Van de redactie
In Het brute gebaar van de schilder verdiept Milan Kundera zich in de portretten van Francis Bacon en de achtergronden van diens ‘gruwelijke’ stijl. Hij ontdoet Bacon van de cliché's die zich aan hem hebben gehecht. Dat hij weet waar de schilder het over heeft, toont hij met een verhaal over een door angst en darmkrampen ‘opengereten’ meisje, dat het literair equivalent lijkt van een schilderij van Bacon.
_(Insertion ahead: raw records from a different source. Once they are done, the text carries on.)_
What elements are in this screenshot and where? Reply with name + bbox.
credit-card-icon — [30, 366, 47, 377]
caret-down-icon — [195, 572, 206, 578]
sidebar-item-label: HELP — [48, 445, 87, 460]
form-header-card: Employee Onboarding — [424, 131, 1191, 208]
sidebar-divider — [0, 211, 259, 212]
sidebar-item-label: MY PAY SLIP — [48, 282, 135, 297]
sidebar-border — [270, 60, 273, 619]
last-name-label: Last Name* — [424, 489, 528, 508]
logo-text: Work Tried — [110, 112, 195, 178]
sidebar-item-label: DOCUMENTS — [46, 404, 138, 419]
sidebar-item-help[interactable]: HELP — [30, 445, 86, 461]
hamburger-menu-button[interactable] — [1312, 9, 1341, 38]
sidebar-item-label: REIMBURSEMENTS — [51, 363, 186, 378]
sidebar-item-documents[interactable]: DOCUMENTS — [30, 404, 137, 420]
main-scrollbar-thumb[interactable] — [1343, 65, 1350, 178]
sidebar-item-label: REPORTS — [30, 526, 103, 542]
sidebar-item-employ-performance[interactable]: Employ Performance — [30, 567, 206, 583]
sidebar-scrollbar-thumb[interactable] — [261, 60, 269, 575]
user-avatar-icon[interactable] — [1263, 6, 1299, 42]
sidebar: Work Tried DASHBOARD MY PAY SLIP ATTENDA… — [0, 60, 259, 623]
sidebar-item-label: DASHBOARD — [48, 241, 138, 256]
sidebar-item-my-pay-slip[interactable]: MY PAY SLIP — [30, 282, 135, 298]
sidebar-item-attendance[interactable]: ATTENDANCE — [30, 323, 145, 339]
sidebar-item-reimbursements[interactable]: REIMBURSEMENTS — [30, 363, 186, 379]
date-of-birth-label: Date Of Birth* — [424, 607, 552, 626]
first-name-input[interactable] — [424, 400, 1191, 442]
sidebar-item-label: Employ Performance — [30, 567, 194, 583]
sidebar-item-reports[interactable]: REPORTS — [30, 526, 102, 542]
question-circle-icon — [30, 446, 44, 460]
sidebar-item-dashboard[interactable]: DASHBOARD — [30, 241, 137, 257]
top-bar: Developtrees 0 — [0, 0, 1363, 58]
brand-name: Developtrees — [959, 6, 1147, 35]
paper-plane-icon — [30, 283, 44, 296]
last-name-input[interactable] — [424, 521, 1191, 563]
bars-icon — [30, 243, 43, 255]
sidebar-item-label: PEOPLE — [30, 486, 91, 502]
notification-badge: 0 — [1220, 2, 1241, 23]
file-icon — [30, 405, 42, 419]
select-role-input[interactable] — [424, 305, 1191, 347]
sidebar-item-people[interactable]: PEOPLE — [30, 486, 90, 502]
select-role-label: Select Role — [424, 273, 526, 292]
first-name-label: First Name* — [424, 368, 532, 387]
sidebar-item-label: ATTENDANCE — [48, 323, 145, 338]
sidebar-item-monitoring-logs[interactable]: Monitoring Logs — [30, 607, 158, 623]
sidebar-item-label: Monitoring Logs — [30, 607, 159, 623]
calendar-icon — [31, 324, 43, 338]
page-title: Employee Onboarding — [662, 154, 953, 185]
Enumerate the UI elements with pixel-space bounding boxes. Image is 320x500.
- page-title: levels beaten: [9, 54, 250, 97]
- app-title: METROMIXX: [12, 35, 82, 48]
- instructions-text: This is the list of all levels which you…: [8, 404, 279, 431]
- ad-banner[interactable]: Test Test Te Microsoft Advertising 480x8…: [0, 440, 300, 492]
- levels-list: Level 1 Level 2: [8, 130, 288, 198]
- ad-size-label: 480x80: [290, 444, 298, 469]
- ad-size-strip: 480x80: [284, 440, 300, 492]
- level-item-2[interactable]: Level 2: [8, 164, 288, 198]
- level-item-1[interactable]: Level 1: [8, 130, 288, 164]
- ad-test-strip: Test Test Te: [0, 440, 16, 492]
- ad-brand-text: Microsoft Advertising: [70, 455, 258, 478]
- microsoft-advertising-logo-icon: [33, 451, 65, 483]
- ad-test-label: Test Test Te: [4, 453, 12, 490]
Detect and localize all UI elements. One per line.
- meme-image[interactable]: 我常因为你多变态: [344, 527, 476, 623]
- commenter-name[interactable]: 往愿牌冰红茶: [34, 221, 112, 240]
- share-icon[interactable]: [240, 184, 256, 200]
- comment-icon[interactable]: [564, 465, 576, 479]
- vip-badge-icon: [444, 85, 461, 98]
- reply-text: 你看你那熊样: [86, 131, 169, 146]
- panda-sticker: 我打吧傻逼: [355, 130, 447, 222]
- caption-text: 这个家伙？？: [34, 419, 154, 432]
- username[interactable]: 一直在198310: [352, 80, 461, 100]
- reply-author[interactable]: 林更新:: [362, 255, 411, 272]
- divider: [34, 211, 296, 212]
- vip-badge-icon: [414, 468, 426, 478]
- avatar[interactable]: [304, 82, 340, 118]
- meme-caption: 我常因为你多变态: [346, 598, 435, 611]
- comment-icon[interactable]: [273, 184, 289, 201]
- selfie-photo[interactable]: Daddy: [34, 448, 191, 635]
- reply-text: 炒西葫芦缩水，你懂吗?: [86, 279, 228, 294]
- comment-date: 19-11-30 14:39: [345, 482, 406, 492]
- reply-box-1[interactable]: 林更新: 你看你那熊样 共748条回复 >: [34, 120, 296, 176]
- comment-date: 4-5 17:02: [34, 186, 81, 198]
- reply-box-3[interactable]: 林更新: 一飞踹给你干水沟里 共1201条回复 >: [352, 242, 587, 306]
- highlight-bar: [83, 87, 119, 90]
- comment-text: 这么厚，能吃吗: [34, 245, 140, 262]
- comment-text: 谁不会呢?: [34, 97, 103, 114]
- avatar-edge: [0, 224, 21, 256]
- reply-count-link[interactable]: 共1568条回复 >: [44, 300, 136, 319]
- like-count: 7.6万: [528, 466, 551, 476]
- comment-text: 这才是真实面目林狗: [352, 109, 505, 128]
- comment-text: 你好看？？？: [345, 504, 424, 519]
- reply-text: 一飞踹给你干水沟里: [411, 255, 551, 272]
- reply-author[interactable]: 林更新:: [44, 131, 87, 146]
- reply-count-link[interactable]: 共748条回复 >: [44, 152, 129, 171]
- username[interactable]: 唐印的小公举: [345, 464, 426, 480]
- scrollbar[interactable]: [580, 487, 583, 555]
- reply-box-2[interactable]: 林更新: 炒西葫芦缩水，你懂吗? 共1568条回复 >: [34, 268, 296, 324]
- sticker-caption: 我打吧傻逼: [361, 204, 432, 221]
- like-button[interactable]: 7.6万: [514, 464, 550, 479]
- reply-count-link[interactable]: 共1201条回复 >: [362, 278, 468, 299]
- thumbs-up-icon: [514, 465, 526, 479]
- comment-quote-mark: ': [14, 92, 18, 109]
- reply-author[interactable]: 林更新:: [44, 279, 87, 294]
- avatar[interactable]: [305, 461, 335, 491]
Ondervraagd door Anthony Mertens spreekt Thomas Rosenboom zich uit over vrijwel alle aspecten van zijn schrijverschap. Na twee omvangrijke historische romans constateert de auteur: ‘Ik weet niet of ik uit ben op een vernieuwing van het genre. Ik weet zelfs niet of ik historische romans schrijf.’ Al pratend over het ambacht stuit hij op grondpatronen in zijn werk: ‘Die paradox, waarin het zuivere door het troebele wordt bereikt, waarin mijn helden het mannelijke zoeken maar op hun vrouwelijkheid stuiten, dat is op de een of andere manier een constante in mijn werk.’
Botho Strau× is een eenzame geworden. Hij stelt zijn visionaire cultuurkritiek in een opzettelijk weerbarstige taal en dwingt de lezer zo tot een aandacht die hij voor cultuurkritiek zelden meer heeft - omdat het allemaal immers al is gezegd en niets heeft uitgehaald. Is Strau× een verbitterd romanticus die spoken ziet of beseft hij beter dan de meesten wat komen gaat? Hij voorziet ‘een tijdperk van de trance’.
Ook Gerrit Komrij reageerde op Oek de Jongs essay over het wereldbeeld van W.F. Hermans. Hij hield een rede in Scheveningen en publiceerde die onder de titel De tranen der ecclesia's. Oek de Jong antwoordt met een satire op Komrij's Scheveningse performance.